Other indigenous land campaigns:
- Environmental Justice in Gila River Indian Community, Arizona
- No Hazardous Waste Incinerator in Colorado River Indian Tribes, Arizona
- No Uranium Mill and Radioactive Waste on Sacred Sites in White Mesa Ute Community, Utah
- No Incinerators-in-Disguise in Navajo Nation, Oneida Nation of Wisconsin, Cabazon Band, and other Native Nations
- Protect Sacred Ceremonial Sites in O’ohdam lands in Arizona and Mexico

=== Energy and Climate Justice ===

==== Fossil Fuel Power Plants ====
Greenaction has been working to fight the Avenal Energy fossil fuel plant that was proposed in California.

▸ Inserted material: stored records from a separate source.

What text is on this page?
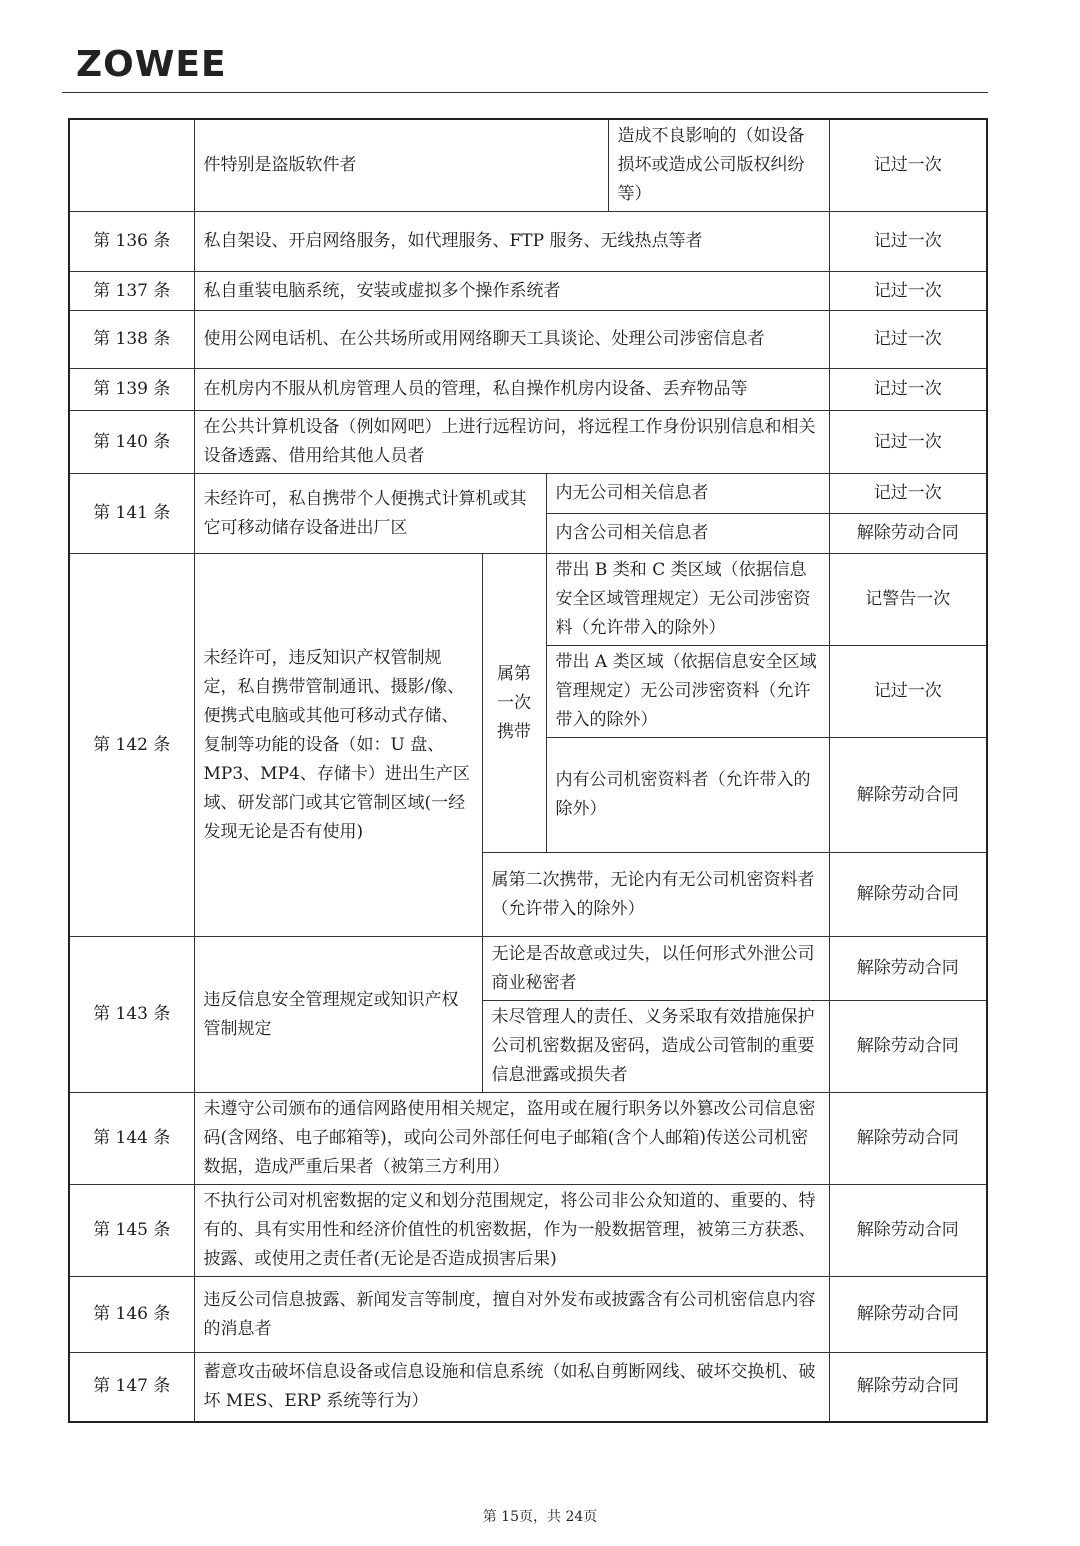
ZOWEE
	件特别是盗版软件者			造成不良影响的（如设备损坏或造成公司版权纠纷等）	记过一次
第 136 条	私自架设、开启网络服务，如代理服务、FTP 服务、无线热点等者				记过一次
第 137 条	私自重装电脑系统，安装或虚拟多个操作系统者				记过一次
第 138 条	使用公网电话机、在公共场所或用网络聊天工具谈论、处理公司涉密信息者				记过一次
第 139 条	在机房内不服从机房管理人员的管理，私自操作机房内设备、丢弃物品等				记过一次
第 140 条	在公共计算机设备（例如网吧）上进行远程访问，将远程工作身份识别信息和相关设备透露、借用给其他人员者				记过一次
第 141 条	未经许可，私自携带个人便携式计算机或其它可移动储存设备进出厂区		内无公司相关信息者		记过一次
			内含公司相关信息者		解除劳动合同
第 142 条	未经许可，违反知识产权管制规定，私自携带管制通讯、摄影/像、便携式电脑或其他可移动式存储、复制等功能的设备（如：U 盘、MP3、MP4、存储卡）进出生产区域、研发部门或其它管制区域(一经发现无论是否有使用)	属第一次携带	带出 B 类和 C 类区域（依据信息安全区域管理规定）无公司涉密资料（允许带入的除外）		记警告一次
			带出 A 类区域（依据信息安全区域管理规定）无公司涉密资料（允许带入的除外）		记过一次
			内有公司机密资料者（允许带入的除外）		解除劳动合同
		属第二次携带，无论内有无公司机密资料者（允许带入的除外）			解除劳动合同
第 143 条	违反信息安全管理规定或知识产权管制规定	无论是否故意或过失，以任何形式外泄公司商业秘密者			解除劳动合同
		未尽管理人的责任、义务采取有效措施保护公司机密数据及密码，造成公司管制的重要信息泄露或损失者			解除劳动合同
第 144 条	未遵守公司颁布的通信网路使用相关规定，盗用或在履行职务以外篡改公司信息密码(含网络、电子邮箱等)，或向公司外部任何电子邮箱(含个人邮箱)传送公司机密数据，造成严重后果者（被第三方利用）				解除劳动合同
第 145 条	不执行公司对机密数据的定义和划分范围规定，将公司非公众知道的、重要的、特有的、具有实用性和经济价值性的机密数据，作为一般数据管理，被第三方获悉、披露、或使用之责任者(无论是否造成损害后果)				解除劳动合同
第 146 条	违反公司信息披露、新闻发言等制度，擅自对外发布或披露含有公司机密信息内容的消息者				解除劳动合同
第 147 条	蓄意攻击破坏信息设备或信息设施和信息系统（如私自剪断网线、破坏交换机、破坏 MES、ERP 系统等行为）				解除劳动合同
第 15页，共 24页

As planned, this fossil fuel plant in the city of Avenal would be 600 megawatts and would use natural gas that emits a wide range of toxic and climate change pollutants. These toxins have already polluted the air of Kings County and the San Joaquin Valley.

==== Nuclear Power ====
Greenaction, as well as other groups, have voiced opposition to the revitalization of nuclear power plants in California, such as the San Onofre plant. Working with members of the Ute tribe and local community of Blanding, Utah to stop the expansion of the Denison Mines White Mesa Uranium Mill.

=== Reduce Diesel Emissions and Pollution ===
Diesel emissions have largely impacted areas like Bayview Hunters Point and the San Joaquin Valley in California. These areas where major highways intersect, such as Highway 41 and Interstate 5, affect surrounding communities because of the large number of diesel trucks that use these highways. Greenaction for Health and Environmental Justice devised a project in order to lower the diesel emissions in certain areas that were affected the most. First, the project was able to pinpoint hot spots that were affected the worst, then Greenaction went around to local businesses, truckers, schools, and residents in Kettleman City and Avenal to educate them on diesel emission issues, such as how diesel idling hot spots were impacting their environment. In the end, Greenaction was able to get nine businesses to sign "Good Neighbor Agreements," meaning that they will follow all anti-idling laws and continue to educate workers on the impacts of idling and unhealthy diesel emissions."With the support of a $25,000 Environmental Justice (EJ) Small Grant from the U.S. Environmental Projection Agency (EPA), Greenaction for Health and the Environment reduced diesel emissions, improving the air quality of Kettleman City and Avenal, where primarily low-income, Spanish-speaking Latino residents live, work, shop, and go to school".